The interest group IG Kultur, for their part, conducted an online survey of event organisers. 368 associations and organisers indicated a total of 4,000 cancelled events, and their 291 returned surveys indicated financial damages totalling € 4.5 million as of 13 April. The prolongation of the current restrictions through July will incur estimated damages of € 10.7 million. In order to compensate for these, rental contracts are being cancelled, planned activities are being eliminated, and employees are being laid off—this despite the fact that only about a quarter of the involved workforce is permanently employed to begin with, with the remainder being freelance.
The numerous assistance measures implemented following the initial shock do not cover the incurred losses and have proven to be more bureaucratic and slower than promised. Freelancers, as one-person businesses, are able to request a maximum of € 6,000 from the federal government’s Coronavirus Hardship Fund for lost income extending most likely all the way up to 31 August. What’s more, many of them did not meet the requirements for Phase 1 of this programme. An (either/or) alternative is the € 5 million Covid Fund set up by the Künstlersozialversicherung (the Artists’ Social Insurance Fund). Their website reports the disbursal of nearly € 636,500 to 882 (of 2,559) applicants as of 21 April—which comes out to a per-person average of € 722 paid to 34 % of those who applied. Phase 2 of this programme has not yet begun.
The digital offerings heavily touted in the media are likewise a double-edged sword. On the one hand, they offer urgently desired and occasionally even paid performance opportunities—even if they’re before empty halls (like the “Jazz Delivery Service” offered by the Viennese jazz club Porgy & Bess with its pay-as-you-wish policy and the “Moments Musicaux” offered by the Vienna Konzerthaus). And on the radio, we hear more music from Austria being played (albeit frequently well outside of drive time).

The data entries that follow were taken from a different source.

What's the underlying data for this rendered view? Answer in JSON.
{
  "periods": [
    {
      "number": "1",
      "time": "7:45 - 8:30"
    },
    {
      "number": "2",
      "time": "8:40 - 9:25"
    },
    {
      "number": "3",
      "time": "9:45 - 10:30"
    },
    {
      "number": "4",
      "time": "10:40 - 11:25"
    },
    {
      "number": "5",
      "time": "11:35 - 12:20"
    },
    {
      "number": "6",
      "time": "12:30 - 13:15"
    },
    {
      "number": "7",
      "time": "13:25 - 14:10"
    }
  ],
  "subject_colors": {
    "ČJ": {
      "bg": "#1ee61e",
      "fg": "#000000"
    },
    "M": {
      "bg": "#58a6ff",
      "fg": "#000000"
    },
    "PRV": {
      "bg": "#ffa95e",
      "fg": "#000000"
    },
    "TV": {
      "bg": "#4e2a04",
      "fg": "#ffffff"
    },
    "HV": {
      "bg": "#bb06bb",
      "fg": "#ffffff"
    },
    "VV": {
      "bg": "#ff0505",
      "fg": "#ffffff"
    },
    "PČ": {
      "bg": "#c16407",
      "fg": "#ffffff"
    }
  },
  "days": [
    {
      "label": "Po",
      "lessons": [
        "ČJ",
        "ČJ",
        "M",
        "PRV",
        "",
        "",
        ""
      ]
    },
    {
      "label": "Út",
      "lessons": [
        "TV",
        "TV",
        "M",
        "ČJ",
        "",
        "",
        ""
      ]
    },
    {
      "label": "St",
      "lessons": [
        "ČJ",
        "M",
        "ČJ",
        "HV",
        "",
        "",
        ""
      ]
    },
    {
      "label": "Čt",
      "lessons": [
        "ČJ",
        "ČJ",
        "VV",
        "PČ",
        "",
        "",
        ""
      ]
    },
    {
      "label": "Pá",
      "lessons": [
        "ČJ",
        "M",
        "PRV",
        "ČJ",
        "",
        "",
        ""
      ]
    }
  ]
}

On the other hand, the ever-present worry exists that the current discussion and reporting are giving the public and politicians a false sense of security by focusing on the subsidised segment of the cultural industry or on well-known musicians who play and sing numbers like “We Are the World”. After all, the current online activities mostly don’t entail any significant income over an extended period; sustainable digital incomes and revenue models are rare.
Many freelance musicians work without a financial safety net. They do so not out of recklessness but because fees are frequently too low and because contracts (which aren’t always documented in writing) are for the most part one-time affairs—a questionable practice in the context of concert-giving. Therefore, these artists now need sufficient and easily accessible financial support. But in order to have a secure future, the freelance music scene urgently needs measures and concepts that ensure the provision of information, the assurance needed to make plans, and appropriate pay—like in the form of minimum rates (at least for subsidised gigs) and through the avoidance of fictitious self-employment. Otherwise, things will continue to look pretty bad in the post-coronavirus world, as well.